Голос в жизни как на радио
Сразу после личного знакомства я отметил две вещи. Во-первых, голос на радио и голос в жизни у Янки Брыля почти такой же. А во-вторых, не мог не поразить его гренадерский рост.
Что прежде всего интересовало в людях
Для Брыля было важным, насколько человек надежный. В Советском Союзе в 30-х годах и после войны стоял вопрос выживания. Что и кому можно сказать? Что нельзя? Общество же было стукаческое.
Не принял советскую систему, но звание «народный писатель» все равно присвоили
Наталья Петровна Машерова, дочь Петра Машерова, однажды упомянула, что когда-то ее отец Петр Машеров дома в разговоре сказал о Брыле: «Я знаю, что он не принимает нашу систему». И, зная это, Петр Миронович как первый секретарь Центрального комитета коммунистической партии все равно дал согласие на присвоение Брылю звания народного писателя. Машеров ценил талант Брыля. И эстетические соображения стали у него выше политических.
Оставался беспартийным
За книгу, изданную в Лондоне, Олега Бембеля исключили из коммунистической партии и выбросили с работы. Он пришел к Брылю и попросил подписать ходатайство перед ЦК КПБ о восстановлении его в коммунистической партии. Каково же было удивление Олега Бембеля, когда он узнал, что народный писатель Беларуси — беспартийный.

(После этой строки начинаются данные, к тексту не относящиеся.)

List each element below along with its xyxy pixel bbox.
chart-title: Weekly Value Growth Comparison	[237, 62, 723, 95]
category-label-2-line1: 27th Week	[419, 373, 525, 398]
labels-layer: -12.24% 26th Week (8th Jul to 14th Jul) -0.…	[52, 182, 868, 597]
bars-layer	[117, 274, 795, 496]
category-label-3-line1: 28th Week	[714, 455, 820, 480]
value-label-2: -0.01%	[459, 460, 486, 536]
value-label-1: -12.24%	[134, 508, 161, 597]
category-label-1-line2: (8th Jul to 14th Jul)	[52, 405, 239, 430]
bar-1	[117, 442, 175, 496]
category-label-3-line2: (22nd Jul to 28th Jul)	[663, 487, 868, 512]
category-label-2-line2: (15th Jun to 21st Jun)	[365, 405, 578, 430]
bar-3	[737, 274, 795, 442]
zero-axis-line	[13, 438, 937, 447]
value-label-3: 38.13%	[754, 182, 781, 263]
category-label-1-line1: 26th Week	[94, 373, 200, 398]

Кстати, не были в КПСС и два других великих белорусских писателя — Василь Быков и Рыгор Бородулин.
Подшучивал над Максимом Танком
Беспартийный, он подшучивал над Максимом Танком, человеком, который прошел партийную муштровку в юности. Говорил: «Для Максима и уборщица в ЦК — большой авторитет». Это было такая легкая насмешка.
Ругал Стрельцова
С Михасем Стрельцовым у него были очень интересные отношения. Он любил его настолько, насколько и не выносил. Если видел Стрельцова в минуту его слабости, Брыля это выводило из себя: «Представь себе: идет с сеткой, а в ней бутылка. Ты только представь: это идет Стрельцов!» Не мог он с этим смириться. Но Михаил Леонович знал, что Брыль его любит. И если ругается, то это так, как отец на сына: любящий.
Убедил Бровку поменять тон
В литературу пришло новое поколение, так называемое «филологическое», и стало «в рожки» со старшими писателями. Петрусь Бровка готовит доклад и, пользуясь высоким положением, намерен размазать по стенке некоторых фрондеров. Брыль подходит к Бровке и, чтобы никто не слышал, говорит: «Петр Устинович, это наши дети. Умный отец детей по голове не бьет». В результате Бровке пришлось поменять тон, и выступил он довольно сдержанно.
Был поклонником Толстого
Он читал все или почти все, что публиковалось о Льве Толстом. Как-то пожаловался, что не читал то ли книгу «Дочь», то ли книгу «Отец» Александры Львовны Толстой, и сказал мне об этом. Я обратился в Национальную библиотеку к заведующей отделом белорусского литературы Людмиле Николаевне Рабок. Сказал, что ее друг, Янка Брыль, хочет почитать такую книгу. И Людмила Николаевна выписала ее на свое имя. Я отнес книгу Брылю и сказал, что Людмила Николаевна попросила вернуть то ли через 10 дней, то ли через 14. Он книгу прочитал за считанные дни и позвонил: «Приди забери». Я тогда сказал ему: «Вы себя не жалеете. Куда вы спешили?» Ему же тогда было уже около 80 лет, а он книгу буквально проглотил. Наверное, потому, что о Толстом, и потому, что талантливо написанная.
Не выносил «заумь»
Когда вышла книга о Максимилиане Волошине, он попросил меня принести ее. Книгу я принес. Брыль ее прочитал и говорит: «И была бы хорошая книга, если бы не эта «заумь». А там были целые литературоведческие разделы, написанные соответствующим сленгом. Вот этого Иван Антонович не любил.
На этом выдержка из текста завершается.